The collaborative’s participants started by deciding to examine the role of the registered nurse in the nursing home industry, said Cornelia Beck, Ph.D., RN, the collaborative’s national coordinator.
“We felt that there was not a lot of attention paid to the role of the registered nurse,” she said.
First, nursing homes, like many health care entities today, have challenges in nurse staffing. Turnover is very high. And many depend on licensed practical or vocational nurses to provide many services but need more registered nurses, especially registered nurses who are baccalaureate-prepared nurses with the appropriate knowledge and skill set to be leaders.

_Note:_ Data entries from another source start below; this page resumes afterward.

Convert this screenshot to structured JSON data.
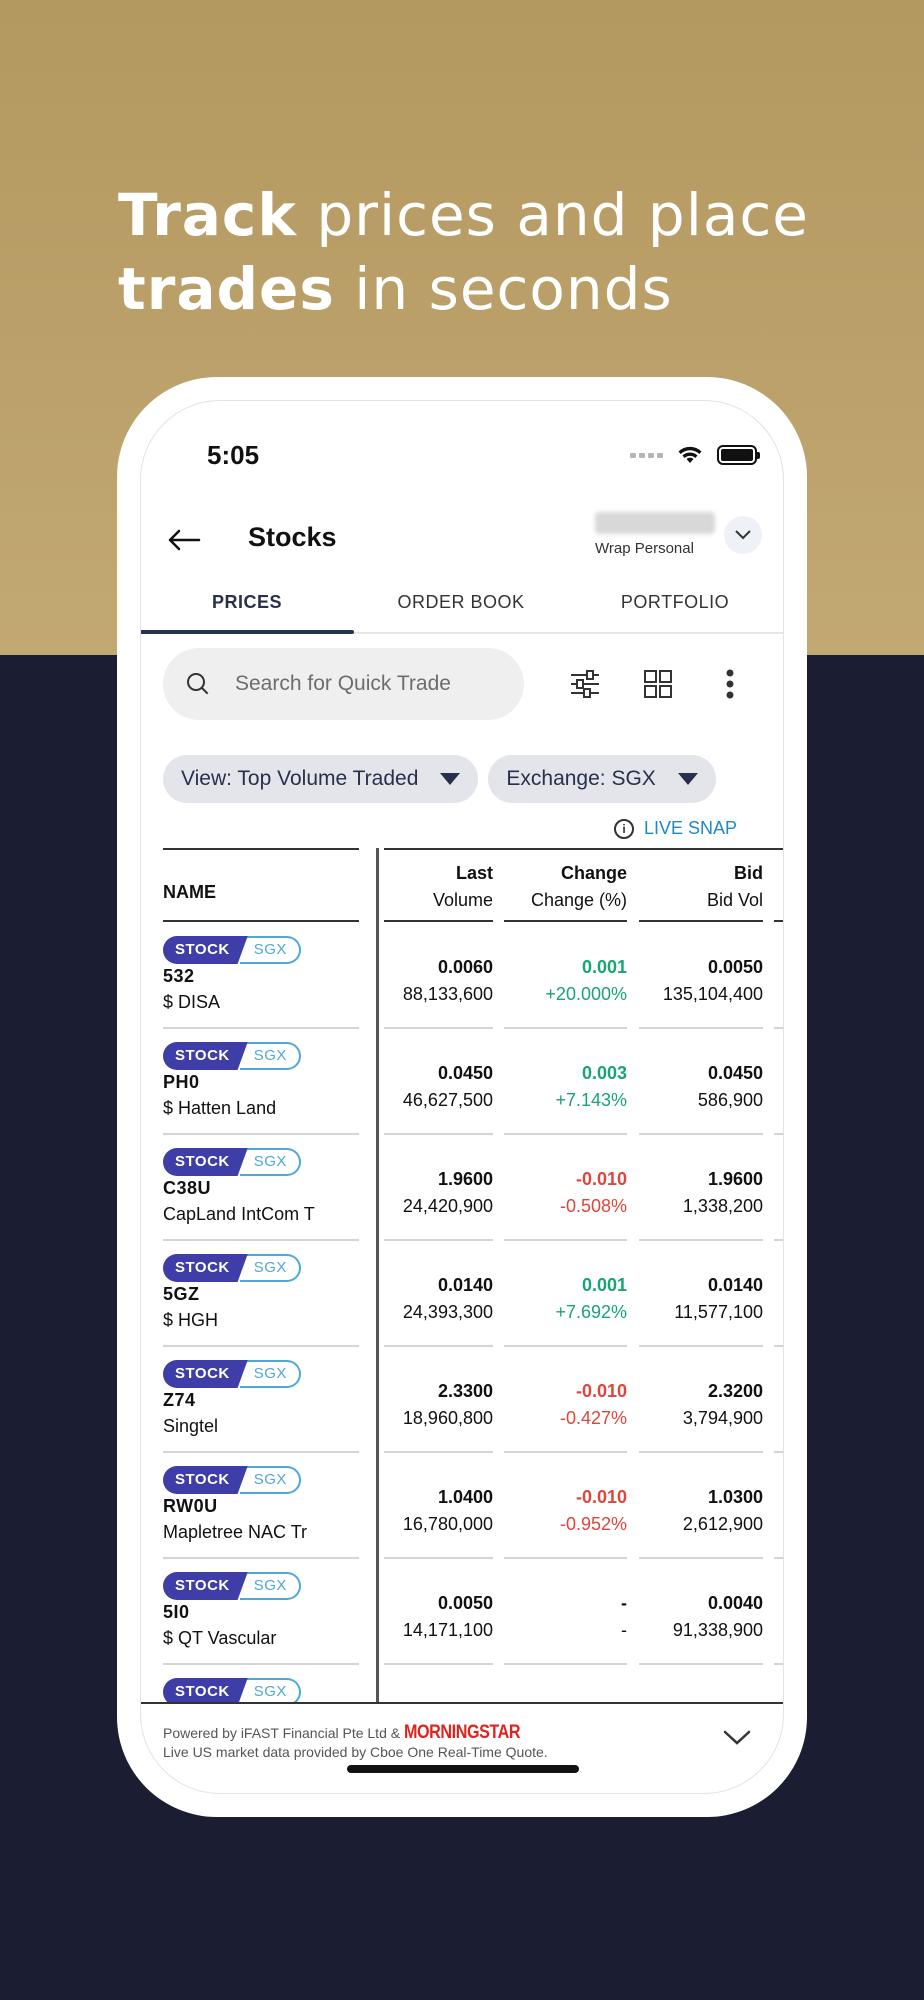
{
  "headline": {
    "bold1": "Track",
    "rest1": " prices and place",
    "bold2": "trades",
    "rest2": " in seconds"
  },
  "status_bar": {
    "time": "5:05"
  },
  "header": {
    "title": "Stocks",
    "account_type": "Wrap Personal"
  },
  "tabs": [
    {
      "label": "PRICES",
      "active": true
    },
    {
      "label": "ORDER BOOK",
      "active": false
    },
    {
      "label": "PORTFOLIO",
      "active": false
    }
  ],
  "search": {
    "placeholder": "Search for Quick Trade"
  },
  "filters": {
    "view": "View: Top Volume Traded",
    "exchange": "Exchange: SGX"
  },
  "live_snap": "LIVE SNAP",
  "table": {
    "headers": {
      "name": "NAME",
      "last": "Last",
      "volume": "Volume",
      "change": "Change",
      "change_pct": "Change (%)",
      "bid": "Bid",
      "bid_vol": "Bid Vol"
    },
    "rows": [
      {
        "type": "STOCK",
        "exchange": "SGX",
        "symbol": "532",
        "name": "$ DISA",
        "last": "0.0060",
        "volume": "88,133,600",
        "change": "0.001",
        "change_pct": "+20.000%",
        "trend": "up",
        "bid": "0.0050",
        "bid_vol": "135,104,400"
      },
      {
        "type": "STOCK",
        "exchange": "SGX",
        "symbol": "PH0",
        "name": "$ Hatten Land",
        "last": "0.0450",
        "volume": "46,627,500",
        "change": "0.003",
        "change_pct": "+7.143%",
        "trend": "up",
        "bid": "0.0450",
        "bid_vol": "586,900"
      },
      {
        "type": "STOCK",
        "exchange": "SGX",
        "symbol": "C38U",
        "name": "CapLand IntCom T",
        "last": "1.9600",
        "volume": "24,420,900",
        "change": "-0.010",
        "change_pct": "-0.508%",
        "trend": "down",
        "bid": "1.9600",
        "bid_vol": "1,338,200"
      },
      {
        "type": "STOCK",
        "exchange": "SGX",
        "symbol": "5GZ",
        "name": "$ HGH",
        "last": "0.0140",
        "volume": "24,393,300",
        "change": "0.001",
        "change_pct": "+7.692%",
        "trend": "up",
        "bid": "0.0140",
        "bid_vol": "11,577,100"
      },
      {
        "type": "STOCK",
        "exchange": "SGX",
        "symbol": "Z74",
        "name": "Singtel",
        "last": "2.3300",
        "volume": "18,960,800",
        "change": "-0.010",
        "change_pct": "-0.427%",
        "trend": "down",
        "bid": "2.3200",
        "bid_vol": "3,794,900"
      },
      {
        "type": "STOCK",
        "exchange": "SGX",
        "symbol": "RW0U",
        "name": "Mapletree NAC Tr",
        "last": "1.0400",
        "volume": "16,780,000",
        "change": "-0.010",
        "change_pct": "-0.952%",
        "trend": "down",
        "bid": "1.0300",
        "bid_vol": "2,612,900"
      },
      {
        "type": "STOCK",
        "exchange": "SGX",
        "symbol": "5I0",
        "name": "$ QT Vascular",
        "last": "0.0050",
        "volume": "14,171,100",
        "change": "-",
        "change_pct": "-",
        "trend": "neutral",
        "bid": "0.0040",
        "bid_vol": "91,338,900"
      },
      {
        "type": "STOCK",
        "exchange": "SGX",
        "symbol": "",
        "name": "",
        "last": "",
        "volume": "",
        "change": "",
        "change_pct": "",
        "trend": "neutral",
        "bid": "",
        "bid_vol": ""
      }
    ]
  },
  "footer": {
    "powered_by": "Powered by iFAST Financial Pte Ltd &",
    "logo_text": "MORNINGSTAR",
    "live_us": "Live US market data provided by Cboe One Real-Time Quote."
  },
  "colors": {
    "gold": "#b39860",
    "navy": "#1b1e33",
    "up": "#18a571",
    "down": "#e0453c",
    "badge": "#3f3ea8",
    "link": "#1e88c8"
  }
}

And beyond that, according to the collaborative, they could improve the ways in which nursing services are organized and provided, which requires good leadership, effective delegation of non-nursing activities and the appropriate utilization of non-nursing staff. The nurses must also be prepared with geriatric nursing knowledge and management skills.
“Sometimes, just adding more staff is not the only answer,” said Beck, who is also a professor at the University of Arkansas for Medical Sciences.

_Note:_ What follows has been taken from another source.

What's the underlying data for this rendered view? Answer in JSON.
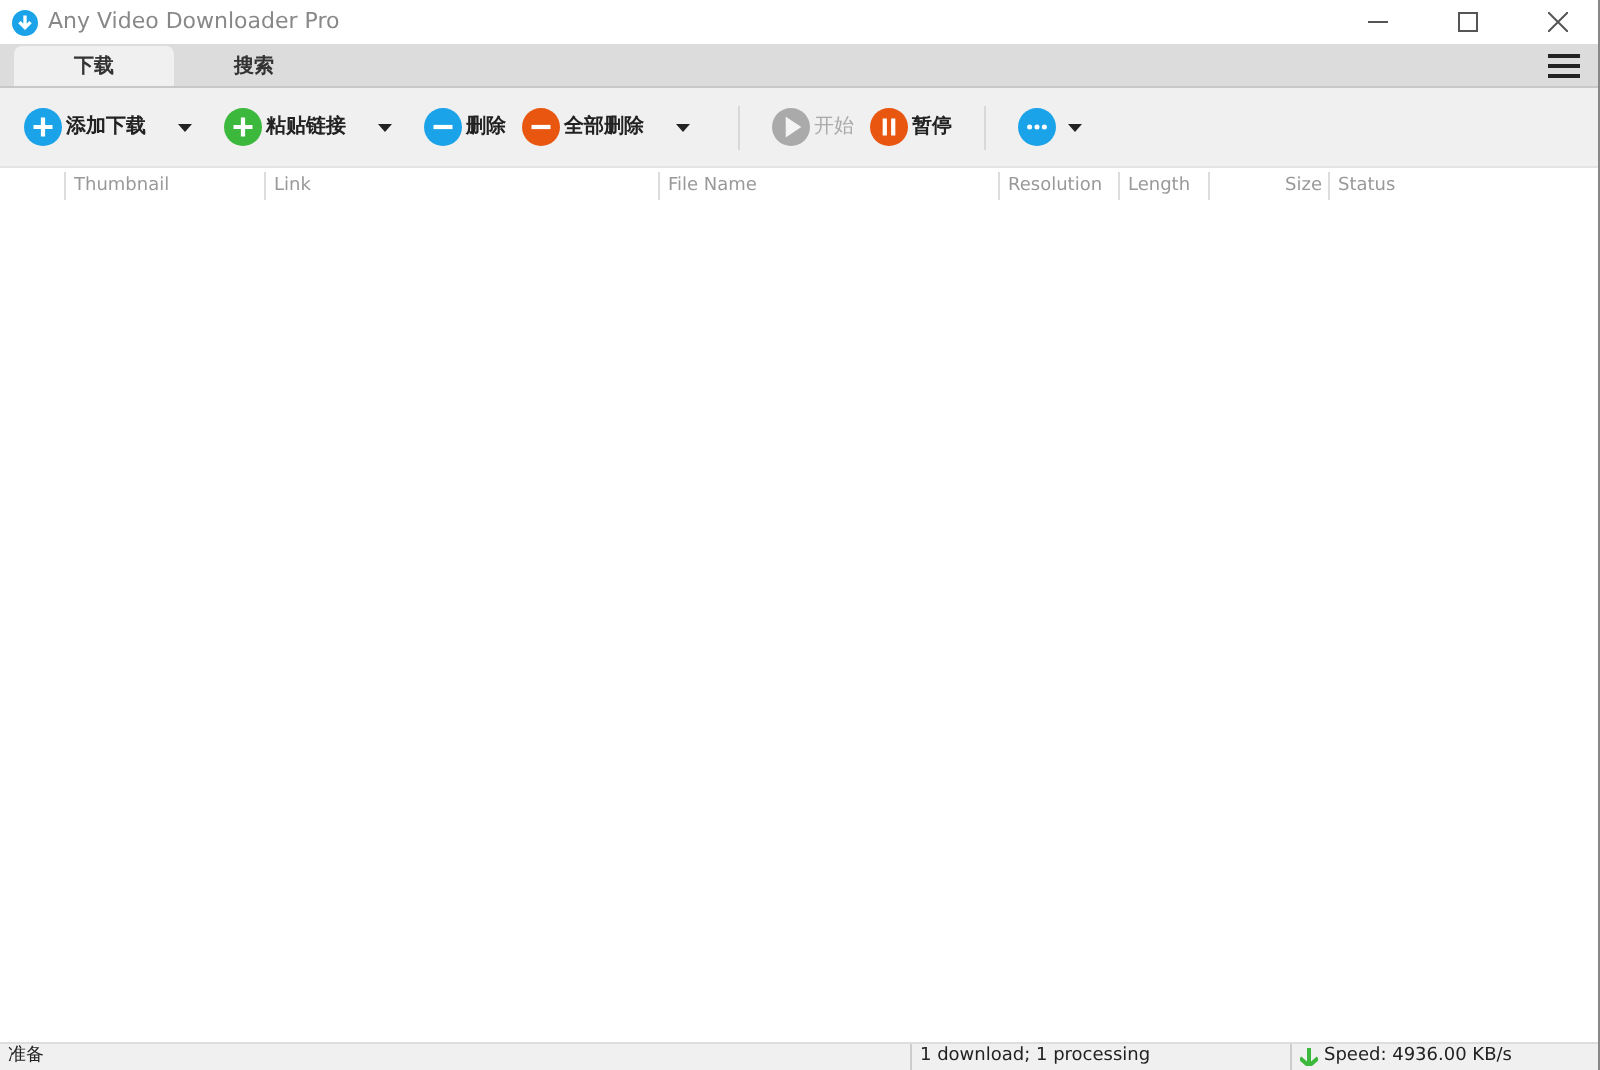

If having more RNs with the appropriate skills and training in nursing homes is one strategy to improving patient care in nursing homes, then how does the industry achieve that goal?
According to Beck, nursing homes might be able to entice more registered nurses if they make the setting more desirable to RNs.
The American Nurses Credentialing Center recently developed a Pathway to Excellence program for smaller health care institutions that is similar to its existing Magnet recognition program for larger institutions. The Magnet program was established to recognize excellence in nursing care and recognizes hospitals that have demonstrated a commitment to recruiting and retaining their nurses.
The Pathway to Excellence designation could work for nursing homes in the way that the Magnet designation has succeeded for hospitals, Beck said. And the collaborative hopes to work on helping nursing homes establish practices that would allow them to achieve that status.
“In a sense, it’s raising the bar,” she said.
Although the original grant money ran out in July, the collaborative is optimistic that they can keep the program going. Atlantic Philanthropies asked them to develop a business proposal, which they submitted and should hear soon if they have received funding for it.
If the group gets funding, they will be able to contract with a consulting firm to develop a business plan for selling products and services designed specifically to help nursing homes improve their care. For example, one product might be a gap analysis tool, a self-assessment product that would help nursing home administrators analyze the gaps in their staff’s skills and knowledge, and then find strategies to help fill those gaps. They could then develop a customized education plan for the nurses which would have the added benefit of making their continued education efforts more efficient.
Beck praised all the participants in the Nursing Home Collaborative for truly cooperating with each other. The participants shared their time, expertise and energy over months of conference calls, steering committee meetings and web seminars since the project launched.
“I think it’s been a real boost to our nurse colleagues who have spent their careers in nursing homes,” she added.